If you like a Payne & Son design, but would prefer it in a different metal, they can make it to order in the material of your choice. For example, the diamond ring pictured is available in both platinum and white gold, but the same style of ring could also be created in yellow gold for you.

But a wedding ring doesn't have to be brand new to be special. Some people believe that antique wedding rings are lucky, because they carry the happiness of a previous marriage with them. Others just like the style of a bygone age.

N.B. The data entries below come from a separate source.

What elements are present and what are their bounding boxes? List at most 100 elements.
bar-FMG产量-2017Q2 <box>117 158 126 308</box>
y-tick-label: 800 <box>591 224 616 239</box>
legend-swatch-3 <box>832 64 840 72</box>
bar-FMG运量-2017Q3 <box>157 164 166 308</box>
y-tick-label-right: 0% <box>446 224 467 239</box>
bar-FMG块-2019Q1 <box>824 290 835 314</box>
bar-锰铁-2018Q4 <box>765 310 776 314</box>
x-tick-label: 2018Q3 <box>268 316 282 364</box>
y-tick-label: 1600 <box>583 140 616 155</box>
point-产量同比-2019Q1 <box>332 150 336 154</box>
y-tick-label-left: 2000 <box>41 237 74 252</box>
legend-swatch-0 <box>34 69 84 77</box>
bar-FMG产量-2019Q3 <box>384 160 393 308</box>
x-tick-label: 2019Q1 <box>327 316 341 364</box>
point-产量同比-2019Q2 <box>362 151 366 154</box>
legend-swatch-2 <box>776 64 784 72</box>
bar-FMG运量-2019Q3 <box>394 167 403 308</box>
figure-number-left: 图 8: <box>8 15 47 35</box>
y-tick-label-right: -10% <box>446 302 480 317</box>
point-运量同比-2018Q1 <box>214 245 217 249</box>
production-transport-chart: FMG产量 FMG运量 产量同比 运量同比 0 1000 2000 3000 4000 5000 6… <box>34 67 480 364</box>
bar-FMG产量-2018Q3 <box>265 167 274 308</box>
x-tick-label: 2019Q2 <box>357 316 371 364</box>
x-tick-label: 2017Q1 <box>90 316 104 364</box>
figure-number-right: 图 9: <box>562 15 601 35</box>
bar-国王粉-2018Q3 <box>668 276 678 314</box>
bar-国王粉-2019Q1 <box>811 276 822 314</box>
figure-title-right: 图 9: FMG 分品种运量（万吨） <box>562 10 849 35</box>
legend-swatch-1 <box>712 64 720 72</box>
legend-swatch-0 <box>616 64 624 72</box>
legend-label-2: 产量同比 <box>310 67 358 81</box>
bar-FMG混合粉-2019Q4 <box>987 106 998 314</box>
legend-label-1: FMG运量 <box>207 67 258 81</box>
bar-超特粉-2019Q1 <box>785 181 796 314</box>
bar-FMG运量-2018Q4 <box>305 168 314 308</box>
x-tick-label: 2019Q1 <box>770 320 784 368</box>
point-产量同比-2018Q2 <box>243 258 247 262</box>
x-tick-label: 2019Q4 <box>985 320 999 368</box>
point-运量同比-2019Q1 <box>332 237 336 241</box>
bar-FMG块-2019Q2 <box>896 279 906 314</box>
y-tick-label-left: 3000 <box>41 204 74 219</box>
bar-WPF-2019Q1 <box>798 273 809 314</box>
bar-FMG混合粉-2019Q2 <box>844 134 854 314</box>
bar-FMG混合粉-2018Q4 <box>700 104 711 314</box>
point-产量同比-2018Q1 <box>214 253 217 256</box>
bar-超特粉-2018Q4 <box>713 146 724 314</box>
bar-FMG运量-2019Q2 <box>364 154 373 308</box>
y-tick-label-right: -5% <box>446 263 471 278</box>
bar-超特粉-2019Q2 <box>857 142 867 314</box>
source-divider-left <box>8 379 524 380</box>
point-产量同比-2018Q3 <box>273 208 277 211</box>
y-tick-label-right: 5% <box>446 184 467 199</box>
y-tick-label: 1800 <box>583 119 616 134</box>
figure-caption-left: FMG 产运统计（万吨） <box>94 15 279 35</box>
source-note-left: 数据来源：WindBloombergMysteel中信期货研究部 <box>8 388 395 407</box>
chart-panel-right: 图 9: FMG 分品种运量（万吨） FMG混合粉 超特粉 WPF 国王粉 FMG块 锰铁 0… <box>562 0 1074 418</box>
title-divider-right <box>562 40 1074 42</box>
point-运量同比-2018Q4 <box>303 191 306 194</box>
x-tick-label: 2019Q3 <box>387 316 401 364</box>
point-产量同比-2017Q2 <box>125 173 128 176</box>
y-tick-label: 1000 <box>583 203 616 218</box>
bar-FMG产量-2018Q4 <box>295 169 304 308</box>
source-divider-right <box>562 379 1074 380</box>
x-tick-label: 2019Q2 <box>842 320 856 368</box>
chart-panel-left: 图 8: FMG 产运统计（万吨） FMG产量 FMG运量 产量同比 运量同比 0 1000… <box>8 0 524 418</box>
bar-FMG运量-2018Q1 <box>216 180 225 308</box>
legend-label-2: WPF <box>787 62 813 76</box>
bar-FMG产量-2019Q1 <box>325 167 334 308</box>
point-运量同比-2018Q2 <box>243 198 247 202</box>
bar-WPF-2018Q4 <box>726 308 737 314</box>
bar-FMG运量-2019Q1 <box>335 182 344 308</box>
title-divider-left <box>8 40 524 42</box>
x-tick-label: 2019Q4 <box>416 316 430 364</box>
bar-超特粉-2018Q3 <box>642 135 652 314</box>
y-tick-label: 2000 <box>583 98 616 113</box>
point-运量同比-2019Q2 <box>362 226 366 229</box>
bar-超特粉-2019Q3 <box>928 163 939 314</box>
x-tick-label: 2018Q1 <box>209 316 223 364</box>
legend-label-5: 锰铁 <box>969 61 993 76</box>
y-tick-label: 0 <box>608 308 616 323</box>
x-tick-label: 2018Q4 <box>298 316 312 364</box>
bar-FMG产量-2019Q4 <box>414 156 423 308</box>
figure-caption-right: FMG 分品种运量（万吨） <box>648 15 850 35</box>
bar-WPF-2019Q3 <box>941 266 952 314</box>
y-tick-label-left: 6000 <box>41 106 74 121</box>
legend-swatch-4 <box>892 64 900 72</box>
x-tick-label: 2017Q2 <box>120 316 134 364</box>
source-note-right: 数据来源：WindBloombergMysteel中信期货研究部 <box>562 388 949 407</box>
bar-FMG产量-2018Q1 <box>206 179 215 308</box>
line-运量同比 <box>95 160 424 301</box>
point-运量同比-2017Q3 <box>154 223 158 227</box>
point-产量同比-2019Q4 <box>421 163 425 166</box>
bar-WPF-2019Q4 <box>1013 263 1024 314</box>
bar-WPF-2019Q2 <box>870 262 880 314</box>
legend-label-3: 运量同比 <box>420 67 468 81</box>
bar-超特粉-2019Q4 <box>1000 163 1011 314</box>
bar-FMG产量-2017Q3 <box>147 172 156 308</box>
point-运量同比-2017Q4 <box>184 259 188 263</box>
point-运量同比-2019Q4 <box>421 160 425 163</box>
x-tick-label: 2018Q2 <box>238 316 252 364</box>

Reginald Davis Ltd, on the High Street in Oxford, has over a hundred antique rings in stock. They acquire the oldest rings possible, but pre-Georgian rings are very rare and do not often make an appearance in shops. Most of the rings at Reginald Davis date from the Victorian era.

The founder of the shop left London during the Depression of the 1930s, in the hope of a better life in Oxford. David Marcus, his grandson and the shop's current owner, explains that things have changed in the world of jewellery since then.

"The practice now is often to coat white gold rings in rhodium, which gives a very shiny finish. People often don't realise this when they buy rings, but real white gold has a much duller appearance. Also, wedding rings used to be made in 22ct gold so that they wouldn't wear away the settings on engagement rings, which are traditionally 18ct. Now both wedding and engagement rings can be made in 18ct metal, and they risk wearing each other away."

Trends come and go, but the idea of a wedding ring is that you will be wearing it for the rest of your life. Don't pick a ring just because it's fashionable; choose something that you feel you want to wear for ever. Choosing something that is both an individual statement and a symbol of your love is a tall order, but Oxford is one of the few places where you just might find it.